Jay, Dylan djay@avaya.com
Mon, 29 Apr 2002 09:41:01 +1000


> -----Original Message-----
> From: Chris Withers [mailto:chrisw@nipltd.com]
> Sent: Friday, 26 April 2002 11:18 PM
> To: tdickenson@geminidataloggers.com
> Cc: Jay, Dylan; zope-dev@zope.org
> Subject: Re: [Zope-dev] RE: [ZC] 365/ 2 Reject "metadata in Catalog is
> space inefficient"
> 
> 
> Toby Dickenson wrote:
> > 
> > Note that this scheme may not necessarily give runtime performance
> > benefits. Loading the reverse index data may not be any faster than
> > loading metadata.
> 
> I'm betting in a lot of cases it'll be a damn site slower.
> 
> MetaData is specifically designed to be real quick to load. 
> For the small extra space
> usage (how much _does_ disk space, or RAM for that matter, 
> cost nowadays?! ;-), I'm more
> than happy to take the speed win...

Fair enough, I hadn't considered the time trade-off due to the reverse index
being loaded. However, let me couch my suggestion in a different way. We've
identified that the metadata can be located in possibly 3 different places.
Use of each has different speed/space trade-offs. Using each also has a
different API eg (from memory so won't be entirely correct)

 getObjectForRID[object_id_].field

 getIndexDataForRID[object_id_].field

 field

All these methods might result in the correct data being displayed for a
given search (each with a different tradeoff). Perhaps there should be a way
of making this tradeoff transparently. That way the report designer can be
ignorant of any optimizations eg

 <dtml-in Catalog>
  <dtml-var title>
 </dtml-in>

would work no matter whether the title was set as metadata field or not.
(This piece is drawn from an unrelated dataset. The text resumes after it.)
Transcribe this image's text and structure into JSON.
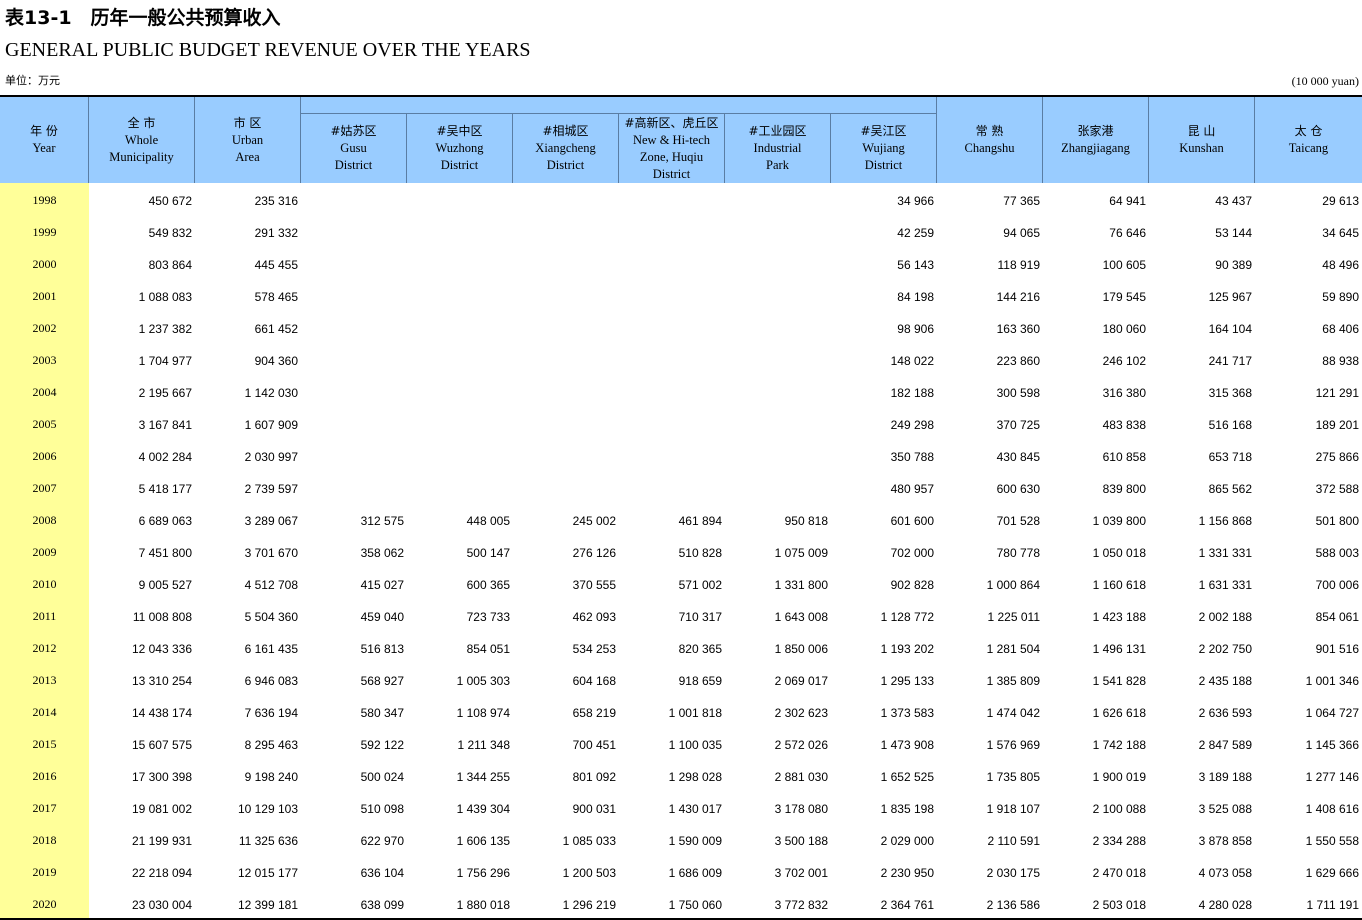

If
it wasn't then the catalog might access the object and look it up (with the
resulting time penelty). Then, in the same way as in the RDBMS world, the
indexs (the Catalog) could be adjusted to make this operation more efficient
without changing any code (just add metadata to the Catalog). The same
tradeoff could be used if an admin decided that the object was too big and
overhead of repeating the field in metadata was too big, then they could
decide to obtain the data from the FieldIndex data instead.